The Court notes there are several cases from the Southern District of Florida holding that attorneys' fees under Fla. Stat. § 772.104(1) may not be used in determining the amount in controversy. See HansaWorld USA, Inc. v. Davenport, No. 12-24510-CIV, 2013 WL 12094845, at *3 (S.D. Fla. Jan. 25, 2013); see also Ellis v. Warner, No. 15-10134-CIV, 2017 WL 634287, at *16 (S.D. Fla. Feb. 16, 2017). In reaching that conclusion, those cases reasoned that Florida law refers to attorney's fees under § 772.104 as “costs,” Fla. Stat. § 772.185, and 28 U.S.C. § 1332 says that the amount in controversy shall be determined “exclusive of interest and costs.” But that line of reasoning conflicts with the Supreme Court's decision in Missouri State Life Ins. Co. v. Jones, 290 U.S. 199 (1933). The Missouri State Life Ins. Court held that a state statute declaring attorneys' fees as “costs” does not mean they are treated as “costs” for purposes of federal jurisdiction. Id. at 202; see also Benter v. UPS, No. 24-cv-000375, 2024 WL 2098094 at *3 (N.D. Cal. May 9, 2024) (relying on Missouri State Life Ins. and rejecting argument that attorneys' fees were not included in the amount in controversy calculation because the applicable state statute described the attorney's fees as “costs”); Robert Rossi, 1 Attorneys' Fees § 6:19 (3d ed. 2024) (explaining that the Missouri State Life Ins., Court held that attorneys' fees “which were authorized by the underlying statute brought the amount in controversy over the jurisdictional amount, despite the fact that the statute specified that those fees were to be taxed as ‘costs'”).

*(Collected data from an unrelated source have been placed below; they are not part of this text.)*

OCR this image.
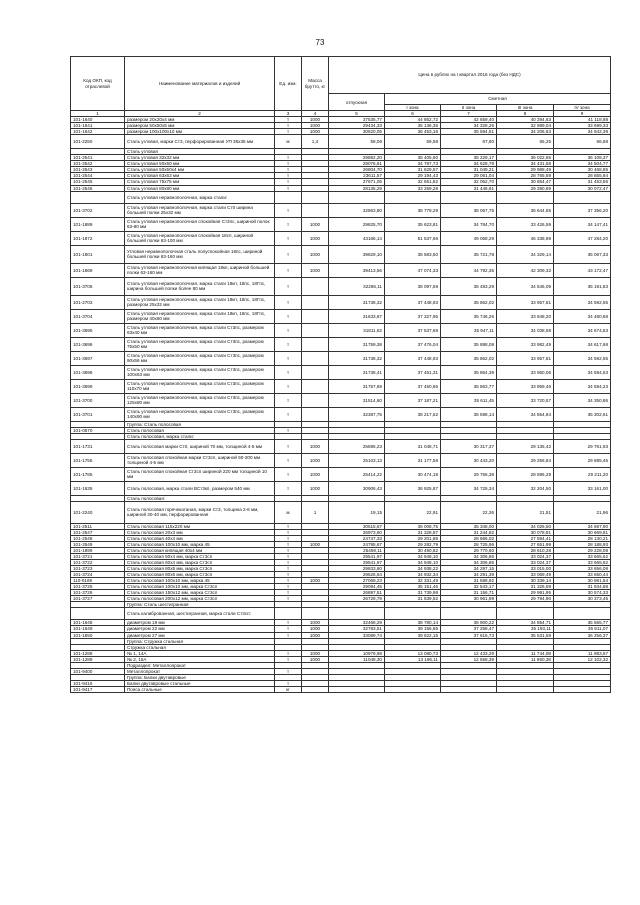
73
Код ОКП, код отраслевой	Наименование материалов и изделий	Ед. изм.	Масса брутто, кг	Цена в рублях на I квартал 2016 года (без НДС)				
				отпускная	Сметная			
					I зона	II зона	III зона	IV зона
1	2	3	4	5	6	7	8	9
101-1640	размером 20х20х4 мм	т	1000	37535,77	44 852,72	42 659,40	40 294,63	41 118,88
101-1641	размером 50х50х5 мм	т	1000	29434,33	35 136,36	34 328,26	32 989,04	33 699,33
101-1642	размером 100х100х10 мм	т	1000	30520,05	36 453,16	35 594,51	34 206,63	34 942,39
101-2250	Сталь угловая, марки Ст3, перфорированная УП 36х35 мм	м	1,4	58,06	69,58	67,80	65,25	66,68
	Сталь угловая							
101-2541	Сталь угловая 32х32 мм	т		29882,20	35 405,50	35 229,17	36 022,65	36 108,37
101-2542	Сталь угловая 50х50 мм	т		29076,61	34 787,73	34 628,78	34 431,58	34 504,77
101-2543	Сталь угловая 50х50х4 мм	т		26804,70	31 629,57	31 049,21	29 988,49	30 468,85
101-2544	Сталь угловая 63х63 мм	т		23611,57	29 194,43	29 061,04	28 765,59	28 855,94
101-2545	Сталь угловая 75х75 мм	т		27671,05	32 651,82	32 052,70	30 654,47	31 453,56
101-2546	Сталь угловая 80х80 мм	т		28135,29	33 259,28	31 446,91	29 290,69	30 072,47
	Сталь угловая неравнополочная, марка стали:							
101-3702	Сталь угловая неравнополочная, марка стали Ст0 ширина большей полки 25х32 мм	т		32863,80	38 779,29	38 067,75	36 644,65	37 356,20
101-1889	Сталь угловая неравнополочная спокойная Ст3пс, шириной полок 63-80 мм	т	1000	29825,70	35 623,81	34 784,70	33 426,59	34 147,41
101-1872	Сталь угловая неравнополочная спокойная 18сп, шириной большей полки 63-100 мм	т	1000	43166,14	51 537,66	49 058,29	46 338,89	47 284,20
101-1801	Угловая неравнополочная сталь полуспокойная 18пс, шириной большей полки 63-160 мм	т	1000	39829,10	36 583,50	35 721,78	34 329,14	35 067,33
101-1869	Сталь угловая неравнополочная кипящая 18кп, шириной большей полки 63-160 мм	т	1000	39413,56	47 074,33	44 792,35	42 309,32	43 172,47
101-3705	Сталь угловая неравнополочная, марка стали 18кп, 18пс, 18Гпс, ширина большей полки более 80 мм	т		32286,11	38 097,59	36 483,29	34 546,09	35 191,83
101-2703	Сталь угловая неравнополочная, марка стали 18кп, 18пс, 18Гпс, размером 25х32 мм	т		31738,32	37 448,93	35 862,02	33 957,81	34 592,55
101-3704	Сталь угловая неравнополочная, марка стали 18кп, 18пс, 18Гпс, размером 40х60 мм	т		31633,87	37 327,95	35 746,26	33 848,20	34 480,68
101-3695	Сталь угловая неравнополочная, марка стали Ст3пс, размером 63х40 мм	т		31811,62	37 537,69	35 947,11	34 038,58	34 674,63
101-3696	Сталь угловая неравнополочная, марка стали Ст3пс, размером 75х50 мм	т		31759,38	37 476,04	35 888,08	33 982,49	34 617,68
101-3697	Сталь угловая неравнополочная, марка стали Ст3пс, размером 90х56 мм	т		31738,32	37 448,93	35 862,02	33 957,81	34 592,55
101-3698	Сталь угловая неравнополочная, марка стали Ст3пс, размером 100х63 мм	т		31738,41	37 451,31	35 864,39	33 960,06	34 594,63
101-3699	Сталь угловая неравнополочная, марка стали Ст3пс, размером 110х70 мм	т		31757,69	37 450,66	35 863,77	33 959,46	34 594,23
101-3700	Сталь угловая неравнополочная, марка стали Ст3пс, размером 125х80 мм	т		31514,60	37 187,21	35 611,45	33 720,57	34 350,86
101-3701	Сталь угловая неравнополочная, марка стали Ст3пс, размером 140х90 мм	т		32387,75	38 217,52	36 598,14	34 654,84	35 302,61
	Группа: Сталь полосовая							
101-0570	Сталь полосовая	т						
	Сталь полосовая, марка стали:							
101-1731	Сталь полосовая марки Ст0, шириной 70 мм, толщиной 4-5 мм	т	1000	25595,23	31 048,71	30 317,37	29 135,42	29 761,93
101-1755	Сталь полосовая спокойная марки Ст3сп, шириной 50-200 мм толщиной 4-5 мм	т	1000	25103,13	31 177,58	30 443,20	29 256,84	29 885,45
101-1785	Сталь полосовая спокойная Ст3сп шириной 220 мм толщиной 10 мм	т	1000	25414,22	30 474,18	29 756,38	28 596,29	29 211,20
101-1635	Сталь полосовая, марка стали ВСт3кп, размером 540 мм	т	1000	30906,43	36 925,87	34 725,34	32 204,50	33 161,00
	Сталь полосовая:							
101-2240	Сталь полосовая горячекатаная, марки Ст3, толщина 2-6 мм, шириной 30-40 мм, перфорированная	м	1	19,15	22,91	22,36	21,51	21,96
101-2511	Сталь полосовая 115х220 мм	т		30515,67	36 008,75	35 348,00	34 026,50	34 687,90
101-2547	Сталь полосовая 20х3 мм	т		26973,60	31 328,87	31 244,82	30 078,81	30 669,81
101-2548	Сталь полосовая 40х4 мм	т		24747,33	29 201,86	28 666,02	27 594,41	28 130,21
101-2549	Сталь полосовая 100х10 мм, марка 45	т	1000	24795,67	29 282,79	28 725,96	27 651,99	28 188,93
101-1899	Сталь полосовая кипящая 40х4 мм	т		25459,11	30 490,82	29 770,60	28 610,28	29 228,08
101-3721	Сталь полосовая 50х4 мм, марка Ст3сп	т		29541,97	34 948,10	34 306,86	33 024,37	33 665,62
101-3722	Сталь полосовая 60х4 мм, марка Ст3сп	т		29541,97	34 948,10	34 306,86	33 024,37	33 665,62
101-3723	Сталь полосовая 80х5 мм, марка Ст3сп	т		29833,60	34 938,22	34 297,15	33 015,00	33 656,08
101-3724	Сталь полосовая 80х6 мм, марка Ст3сп	т		29526,64	34 932,34	34 291,39	33 069,49	33 650,44
110-0169	Сталь полосовая 100х10 мм, марка 45	т	1000	27069,23	32 331,49	31 588,92	30 339,14	30 981,54
101-3725	Сталь полосовая 100х10 мм, марка Ст3сп	т		29094,45	35 151,46	32 543,17	31 326,59	31 934,88
101-3726	Сталь полосовая 150х12 мм, марка Ст3сп	т		26897,51	31 739,98	31 156,71	29 991,95	30 574,33
101-3727	Сталь полосовая 200х12 мм, марка Ст3сп	т		26729,79	31 539,52	30 961,99	29 794,90	30 373,45
	Группа: Сталь шестигранная							
	Сталь калиброванная, шестигранная, марка стали Ст3сп:							
101-1648	диаметром 19 мм	т	1000	32468,29	38 780,14	36 900,22	34 854,71	35 565,77
101-1649	диаметром 22 мм	т	1000	32783,51	39 156,65	37 258,47	35 193,11	35 911,07
101-1650	диаметром 27 мм	т	1000	33089,74	39 522,15	37 616,73	35 531,59	36 256,37
	Группа: Стружка стальная							
	Стружка стальная							
101-1288	№ 1, 14А	т	1000	10979,98	13 080,73	12 433,29	11 744,08	11 983,67
101-1289	№ 2, 15А	т	1000	11048,30	13 196,11	12 558,39	11 860,38	12 102,32
	Подраздел: Металлопрокат							
101-9400	Металлопрокат	т						
	Группа: Балки двутавровые							
101-9416	Балки двутавровые стальные	т						
101-9417	Пояса стальные	кг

When the possible actual damages are combined with the possible treble damages and the possible reasonable attorneys' fees, the Court easily finds it is more likely than not that the amount in controversy exceeds $75,000.
III. Conclusion
For the reasons above, it is respectfully RECOMMENDED that:
1. Defendants' motions to dismiss (Docs. 5, 6) be DENIED; and
2. This case be recommitted to the undersigned for further proceedings.
Notice to the Parties
Objections must be filed within fourteen days of the date of the Report and Recommendation. Any different deadline that may appear on the electronic docket is for the court's internal use only and does not control. An objecting party must serve a copy of the objections on all other parties. A party who fails to object to the magistrate judge's findings or recommendations contained in a report and recommendation waives the right to challenge on appeal the district court's order based on unobjected-to factual and legal conclusions. See 11th Cir. Rule 3-1; 28 U.S.C. § 636.